Publishing companies function in an industry which is defined by a complex interplay of the creative and the economic. They must be able to recognise and nurture creative talent and they must be commercially savvy enough to turn the creative spark into a profitable product. Too much emphasis on the commercial aspects will stifle creativity and readers will turn elsewhere. Too much emphasis on creativity might mean that a publisher has a fantastic book, but does not make any money from it, thus jeopardising the potential to publish future books.

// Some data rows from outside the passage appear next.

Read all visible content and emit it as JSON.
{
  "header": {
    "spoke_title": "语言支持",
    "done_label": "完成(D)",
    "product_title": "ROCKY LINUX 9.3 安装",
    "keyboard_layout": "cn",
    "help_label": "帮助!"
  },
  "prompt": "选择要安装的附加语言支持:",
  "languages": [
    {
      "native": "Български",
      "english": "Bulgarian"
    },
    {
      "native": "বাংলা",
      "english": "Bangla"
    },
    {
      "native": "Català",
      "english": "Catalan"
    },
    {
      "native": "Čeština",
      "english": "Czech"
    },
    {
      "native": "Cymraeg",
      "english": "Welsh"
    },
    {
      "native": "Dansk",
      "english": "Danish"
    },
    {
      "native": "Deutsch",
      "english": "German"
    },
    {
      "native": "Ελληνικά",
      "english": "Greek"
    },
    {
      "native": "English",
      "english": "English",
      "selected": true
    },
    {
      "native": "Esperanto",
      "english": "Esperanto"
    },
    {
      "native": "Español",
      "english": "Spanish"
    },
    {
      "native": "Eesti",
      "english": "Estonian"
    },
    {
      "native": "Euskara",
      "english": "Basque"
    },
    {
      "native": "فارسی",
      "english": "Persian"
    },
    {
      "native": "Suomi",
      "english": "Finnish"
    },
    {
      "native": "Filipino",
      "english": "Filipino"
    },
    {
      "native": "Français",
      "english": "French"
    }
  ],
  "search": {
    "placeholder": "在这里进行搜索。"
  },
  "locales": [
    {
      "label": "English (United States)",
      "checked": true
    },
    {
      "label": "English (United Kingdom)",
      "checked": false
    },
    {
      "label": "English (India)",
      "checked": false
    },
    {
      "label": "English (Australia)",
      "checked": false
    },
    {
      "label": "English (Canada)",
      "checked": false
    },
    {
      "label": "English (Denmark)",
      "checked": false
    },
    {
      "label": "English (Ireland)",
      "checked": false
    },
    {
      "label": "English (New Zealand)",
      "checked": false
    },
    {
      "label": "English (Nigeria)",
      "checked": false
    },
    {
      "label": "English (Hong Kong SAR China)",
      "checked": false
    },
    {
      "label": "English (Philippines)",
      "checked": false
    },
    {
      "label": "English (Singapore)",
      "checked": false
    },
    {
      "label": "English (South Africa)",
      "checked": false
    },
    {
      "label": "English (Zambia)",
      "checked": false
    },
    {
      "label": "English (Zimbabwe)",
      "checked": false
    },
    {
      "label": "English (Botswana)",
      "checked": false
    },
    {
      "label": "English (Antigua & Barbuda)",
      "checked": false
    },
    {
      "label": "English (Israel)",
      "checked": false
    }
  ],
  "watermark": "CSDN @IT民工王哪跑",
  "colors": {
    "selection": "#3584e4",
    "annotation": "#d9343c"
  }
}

My time at Vagabond Voices made me think about this predicament. It was an invaluable experience. I sampled many things from rights and contracts to designing websites, from meeting authors to assisting at book launches. I was put in charge of online marketing and introduced the publisher to increasingly potent social media instruments such as Twitter. Yet it was the philosophy of the company that really struck a chord with me. A ‘vagabond’ can be classed as someone who is disreputable or worthless. As a publisher, however, Vagabond Voices is far from disreputable. Testament to its integrity, it has managed in particularly bleak economic times to maintain that which drives people to read and write: an enduring respect for the written word.
Returning to my opening paragraph with this is mind, it must be said that the lasting impression from my time at Vagabond Voices is the notion that the commercial and creative aspects of a business must indeed be in conversation, yet to maintain literary credibility it must be the creative side that speaks with a louder voice.